Toward Relative Positional Encoding in Spiking Transformers

January 28, 2025 · Declared Dead · 🏛 arXiv.org

"No code URL or promise found in abstract"

Evidence collected by the PWNC Scanner

Authors Changze Lv, Yansen Wang, Dongqi Han, Yifei Shen, Xiaoqing Zheng, Xuanjing Huang, Dongsheng Li arXiv ID 2501.16745 Category cs.NE: Neural & Evolutionary Citations 2 Venue arXiv.org Last Checked 4 months ago

Abstract

Spiking neural networks (SNNs) are bio-inspired networks that mimic how neurons in the brain communicate through discrete spikes, which have great potential in various tasks due to their energy efficiency and temporal processing capabilities.

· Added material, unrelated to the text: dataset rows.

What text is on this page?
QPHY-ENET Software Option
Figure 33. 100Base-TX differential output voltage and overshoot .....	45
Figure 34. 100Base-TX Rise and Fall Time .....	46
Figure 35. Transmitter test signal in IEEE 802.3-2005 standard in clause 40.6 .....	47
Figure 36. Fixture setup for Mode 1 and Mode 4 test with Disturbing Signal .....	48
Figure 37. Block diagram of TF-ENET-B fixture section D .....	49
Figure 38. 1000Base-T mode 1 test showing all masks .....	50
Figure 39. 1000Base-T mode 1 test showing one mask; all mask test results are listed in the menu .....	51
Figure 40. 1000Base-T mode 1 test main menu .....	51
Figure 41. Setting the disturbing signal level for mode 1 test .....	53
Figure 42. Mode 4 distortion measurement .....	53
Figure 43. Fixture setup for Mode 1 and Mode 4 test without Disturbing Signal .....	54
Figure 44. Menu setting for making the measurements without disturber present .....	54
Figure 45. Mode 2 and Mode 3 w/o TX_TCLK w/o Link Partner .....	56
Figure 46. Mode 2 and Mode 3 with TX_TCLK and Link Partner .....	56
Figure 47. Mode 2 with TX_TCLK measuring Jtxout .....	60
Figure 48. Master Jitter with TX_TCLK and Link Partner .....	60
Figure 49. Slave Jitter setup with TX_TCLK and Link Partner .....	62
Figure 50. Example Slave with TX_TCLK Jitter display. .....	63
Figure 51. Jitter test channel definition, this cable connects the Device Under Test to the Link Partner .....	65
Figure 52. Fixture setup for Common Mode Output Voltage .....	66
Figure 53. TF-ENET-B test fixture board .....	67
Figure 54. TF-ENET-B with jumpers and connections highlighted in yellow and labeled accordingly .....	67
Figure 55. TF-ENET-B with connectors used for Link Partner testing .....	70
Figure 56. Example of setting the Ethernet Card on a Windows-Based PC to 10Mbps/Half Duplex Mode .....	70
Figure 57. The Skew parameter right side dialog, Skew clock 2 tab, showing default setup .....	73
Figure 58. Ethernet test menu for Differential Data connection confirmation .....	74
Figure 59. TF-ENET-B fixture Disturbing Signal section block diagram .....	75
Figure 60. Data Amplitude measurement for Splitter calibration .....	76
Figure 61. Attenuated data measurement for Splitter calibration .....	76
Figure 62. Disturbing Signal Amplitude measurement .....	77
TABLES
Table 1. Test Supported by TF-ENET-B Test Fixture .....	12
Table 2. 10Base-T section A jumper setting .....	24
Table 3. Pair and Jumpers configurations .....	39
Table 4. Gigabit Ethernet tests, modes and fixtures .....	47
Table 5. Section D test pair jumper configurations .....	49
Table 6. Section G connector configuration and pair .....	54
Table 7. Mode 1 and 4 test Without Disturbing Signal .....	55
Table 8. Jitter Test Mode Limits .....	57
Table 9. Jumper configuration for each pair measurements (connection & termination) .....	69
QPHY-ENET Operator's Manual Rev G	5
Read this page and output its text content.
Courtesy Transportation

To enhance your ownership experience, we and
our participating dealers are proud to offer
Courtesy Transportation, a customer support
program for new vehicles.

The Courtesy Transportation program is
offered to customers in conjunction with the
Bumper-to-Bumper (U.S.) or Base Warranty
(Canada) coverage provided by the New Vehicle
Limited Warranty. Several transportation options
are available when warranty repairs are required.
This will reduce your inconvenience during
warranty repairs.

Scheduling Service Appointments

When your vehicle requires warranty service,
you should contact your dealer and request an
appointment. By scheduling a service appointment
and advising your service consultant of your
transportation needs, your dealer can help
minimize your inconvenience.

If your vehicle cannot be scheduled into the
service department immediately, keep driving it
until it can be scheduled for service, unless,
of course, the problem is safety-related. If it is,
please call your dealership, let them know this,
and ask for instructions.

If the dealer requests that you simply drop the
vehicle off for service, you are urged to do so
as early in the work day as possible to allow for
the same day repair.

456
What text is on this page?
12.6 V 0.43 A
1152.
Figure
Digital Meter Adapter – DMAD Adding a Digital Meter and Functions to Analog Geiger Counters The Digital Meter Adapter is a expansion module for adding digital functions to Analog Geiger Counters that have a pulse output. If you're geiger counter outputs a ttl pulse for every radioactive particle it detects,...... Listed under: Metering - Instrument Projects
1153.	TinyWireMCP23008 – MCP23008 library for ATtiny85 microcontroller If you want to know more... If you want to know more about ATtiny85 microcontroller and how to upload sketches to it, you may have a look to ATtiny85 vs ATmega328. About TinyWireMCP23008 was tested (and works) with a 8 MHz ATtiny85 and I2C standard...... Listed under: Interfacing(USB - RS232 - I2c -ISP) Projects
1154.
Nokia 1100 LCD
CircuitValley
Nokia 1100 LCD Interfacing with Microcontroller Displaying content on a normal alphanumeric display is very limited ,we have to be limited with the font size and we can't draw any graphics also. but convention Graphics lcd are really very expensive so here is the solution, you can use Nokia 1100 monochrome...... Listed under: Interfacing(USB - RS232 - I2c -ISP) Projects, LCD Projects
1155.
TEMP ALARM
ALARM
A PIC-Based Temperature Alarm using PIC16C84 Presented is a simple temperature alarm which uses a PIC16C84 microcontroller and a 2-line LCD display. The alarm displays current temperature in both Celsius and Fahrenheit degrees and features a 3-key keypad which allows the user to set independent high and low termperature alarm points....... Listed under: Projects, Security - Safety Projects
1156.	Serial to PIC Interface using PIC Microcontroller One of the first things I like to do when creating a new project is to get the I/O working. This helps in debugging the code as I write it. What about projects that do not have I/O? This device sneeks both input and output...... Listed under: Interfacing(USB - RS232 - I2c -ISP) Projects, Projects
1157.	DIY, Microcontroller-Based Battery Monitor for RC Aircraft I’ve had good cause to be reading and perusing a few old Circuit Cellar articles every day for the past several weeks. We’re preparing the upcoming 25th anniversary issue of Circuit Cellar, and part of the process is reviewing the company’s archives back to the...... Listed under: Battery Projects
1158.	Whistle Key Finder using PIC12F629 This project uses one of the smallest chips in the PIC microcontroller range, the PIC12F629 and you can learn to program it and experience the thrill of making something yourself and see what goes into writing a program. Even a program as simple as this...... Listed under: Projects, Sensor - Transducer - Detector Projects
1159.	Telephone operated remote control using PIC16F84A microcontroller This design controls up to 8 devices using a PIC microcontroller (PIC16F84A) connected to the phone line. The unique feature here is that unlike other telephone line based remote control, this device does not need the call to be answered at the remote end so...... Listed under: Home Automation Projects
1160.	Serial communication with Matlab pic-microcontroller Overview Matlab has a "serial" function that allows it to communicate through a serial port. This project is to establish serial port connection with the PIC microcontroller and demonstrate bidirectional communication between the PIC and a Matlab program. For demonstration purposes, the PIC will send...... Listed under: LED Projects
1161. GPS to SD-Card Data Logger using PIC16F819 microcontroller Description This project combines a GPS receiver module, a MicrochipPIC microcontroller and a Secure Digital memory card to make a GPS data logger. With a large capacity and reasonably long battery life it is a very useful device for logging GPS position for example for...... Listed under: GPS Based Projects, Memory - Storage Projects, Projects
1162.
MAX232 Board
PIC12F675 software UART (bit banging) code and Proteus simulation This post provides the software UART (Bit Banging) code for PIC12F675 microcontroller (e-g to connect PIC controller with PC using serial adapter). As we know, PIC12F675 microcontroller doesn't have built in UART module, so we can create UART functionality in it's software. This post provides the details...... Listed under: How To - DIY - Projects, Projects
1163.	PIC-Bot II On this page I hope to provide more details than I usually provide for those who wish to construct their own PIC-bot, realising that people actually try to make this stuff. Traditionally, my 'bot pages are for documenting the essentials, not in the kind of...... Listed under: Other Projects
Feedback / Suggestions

SNNs with self-attention mechanisms (spiking Transformers) have recently shown great advancements in various tasks, and inspired by traditional Transformers, several studies have demonstrated that spiking absolute positional encoding can help capture sequential relationships for input data, enhancing the capabilities of spiking Transformers for tasks such as sequential modeling and image classification. However, how to incorporate relative positional information into SNNs remains a challenge. In this paper, we introduce several strategies to approximate relative positional encoding in spiking Transformers while preserving the binary nature of spikes. Firstly, we formally prove that encoding relative distances with Gray Code ensures that the binary representations of positional indices maintain a constant Hamming distance whenever their decimal values differ by a power of two, and we propose Gray-PE based on this property. In addition, we propose another RPE method called Log-PE, which combines the logarithmic form of the relative distance matrix directly into the spiking attention map. Furthermore, we extend our RPE methods to a two-dimensional form, making them suitable for processing image patches. We evaluate our RPE methods on various tasks, including time series forecasting, text classification, and patch-based image classification, and the experimental results demonstrate a satisfying performance gain by incorporating our RPE methods across many architectures. Our results provide fresh perspectives on designing spiking Transformers to advance their sequential modeling capability, thereby expanding their applicability across various domains.